2.2.2. Un contenant en adéquation avec cette représentation atténuée du multimédia : vers une apparence plus traditionnelle de la presse multimédia.

Les supports techniques, papier comme électronique, qui sont employés pour faire transiter l’information dans cette phase “ multimédia et société ”, ont épousé la même évolution que celle affectant l’idéologie de la communication, à savoir une approche plus pragmatique et un traitement davantage journalistique.

Ceci se traduit, tant sur le support imprimé que sur le support CD-Rom ou Internet, par une apparence qui reprend celle des médias traditionnels et en particulier celle des magazines papier, et par une tendance à accorder moins de place au visuel ou au graphique qu’auparavant.

Ainsi les revues dans leur version papier ressemblent très fortement à des magazines établis. L’organisation elle-même des rubriques est plus conventionnelle : ces différentes sous-spécialités médiatiques sont franchement séparées et sont structurées à l’intérieur d’un sommaire affichant clairement une division en parties et sous-parties de type journalistique.

Les supports électroniques eux aussi marquent cette nouveauté du courant “ multimédia et société ”. Ils consistent en effet de plus en plus en une reproduction de la forme traditionnelle de la presse papier.

Ainsi l’apparence des sites Web de Planète Internet ou de Cybersphère ressemble de plus en plus à celle qu’on trouve sur les supports imprimés. Elle respecte un modèle journalistique assez institutionnalisé, visible sur la page d’accueil de ces deux revues électroniques : en haut, le titre, suivi de la présentation du sommaire du magazine et des différentes rubriques.

Ceci est particulièrement surprenant en ce qui concerne Cybersphère. Son contenu était au départ fortement teinté de cyberculture et s’inscrivait dans la mouvance avant-gardiste puisque les sujets n’étaient autres que la démocratie virtuelle, le café électronique, l’automobile virtuelle de Renault, le piratage informatique, la nanotechnologie, etc ... Mais au fur et à mesure, il s’est davantage orienté vers la thématique “ multimédia et société ”, avec des interrogations portant sur les autoroutes de l’information, sur les conférences à partir du World Wide Web, sur la chaîne du bouquet Canal Satellite consacrée à l’informatique C: etc.. Cette évolution s’observe donc conjointement dans son apparence de plus en plus journalistique.

L’extension sur le Web du magazine Internet Reporter dénote quant à elle une évolution moindre. Les aspects visuels et futuristes sont conservés en privilégiant notamment des illustrations inspirées de ces thématiques, mais la structuration de l’information à l’intérieur des rubriques reprend la division linéaire en parties et sous-parties. Les rubriques Bonnes Adresses et Actualités, où les multiples brèves se succèdent à la verticale, en sont un bon exemple. Tout comme la rubrique Chroniques, dont les contributions des différents éditorialistes sont référencées sur le même mode.

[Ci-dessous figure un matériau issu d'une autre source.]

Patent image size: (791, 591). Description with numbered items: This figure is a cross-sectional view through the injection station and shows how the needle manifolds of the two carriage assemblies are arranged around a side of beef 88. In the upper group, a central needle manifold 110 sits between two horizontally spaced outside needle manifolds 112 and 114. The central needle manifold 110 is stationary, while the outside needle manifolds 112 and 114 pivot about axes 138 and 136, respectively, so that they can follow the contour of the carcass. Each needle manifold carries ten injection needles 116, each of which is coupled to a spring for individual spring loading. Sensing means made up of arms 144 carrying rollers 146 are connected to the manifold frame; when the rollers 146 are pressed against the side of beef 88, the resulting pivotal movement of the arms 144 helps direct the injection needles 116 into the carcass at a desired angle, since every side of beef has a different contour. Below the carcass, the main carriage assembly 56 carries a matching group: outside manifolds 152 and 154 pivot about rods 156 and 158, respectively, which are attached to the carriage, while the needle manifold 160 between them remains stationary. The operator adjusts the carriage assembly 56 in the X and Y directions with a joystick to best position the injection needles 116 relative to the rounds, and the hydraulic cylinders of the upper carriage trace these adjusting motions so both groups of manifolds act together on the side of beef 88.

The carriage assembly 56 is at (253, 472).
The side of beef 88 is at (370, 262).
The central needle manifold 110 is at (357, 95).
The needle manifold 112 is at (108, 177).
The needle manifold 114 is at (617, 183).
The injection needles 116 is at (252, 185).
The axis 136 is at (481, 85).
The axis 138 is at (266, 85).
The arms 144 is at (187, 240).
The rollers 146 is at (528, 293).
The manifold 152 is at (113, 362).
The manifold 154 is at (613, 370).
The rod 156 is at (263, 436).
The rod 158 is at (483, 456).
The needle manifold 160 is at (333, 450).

Arrêtons-nous ici sur ce magazine car Internet Reporter résume à lui seul, par son évolution, celle de la presse multimédia toute entière lors de cette période.

En effet, Internet Reporter est une émanation du magazine CD Média dont il a été longtemps une simple rubrique. Il en est ensuite devenu un supplément détachable avant de constituer un magazine à part entière. Au fil de ces mutations, on assiste au passage du courant “ avant-gardiste ” au courant “ multimédia et société ”.

CD Média, dans ses tout débuts, appartient au courant “ avant- gardiste ” et en particulier à la tendance branchée de ce courant, que ce soit par ses nombreux articles à caractère culturel ou par une certaine esthétisation de la technique. Une représentation qui se retrouve d’ailleurs sur le CD-Rom livré avec CD Média, favorisant les aspects graphiques mais également les éléments vidéo ou sonores.

A cette époque, Internet Reporter, qui n’en est encore qu’une rubrique ou un supplément détachable, suit le même mouvement mais va peu à peu s’émanciper, au point de devenir un magazine à part entière. Rien que par son titre, il va montrer que l’objet multimédia s’est resserré autour d’un dispositif particulier qui est celui de l’Internet. En même temps, cette publication devient autonome, acquiert une apparence plus journalistique, et ses préoccupations portent davantage sur la généralisation des matériels. Il développe également, à ce moment, une extension Web dont nous venons de décrire la réorientation vers une présentation plus conforme à celle de la presse sur support imprimé.

A tous ces égards, la mutation que connaît le magazine CD Média en se transformant peu à peu en un nouveau magazine Internet Reporter, retrace l’évolution de la représentation du multimédia tant au niveau du contenu que du contenant lors de cette naissance de la presse multimédia.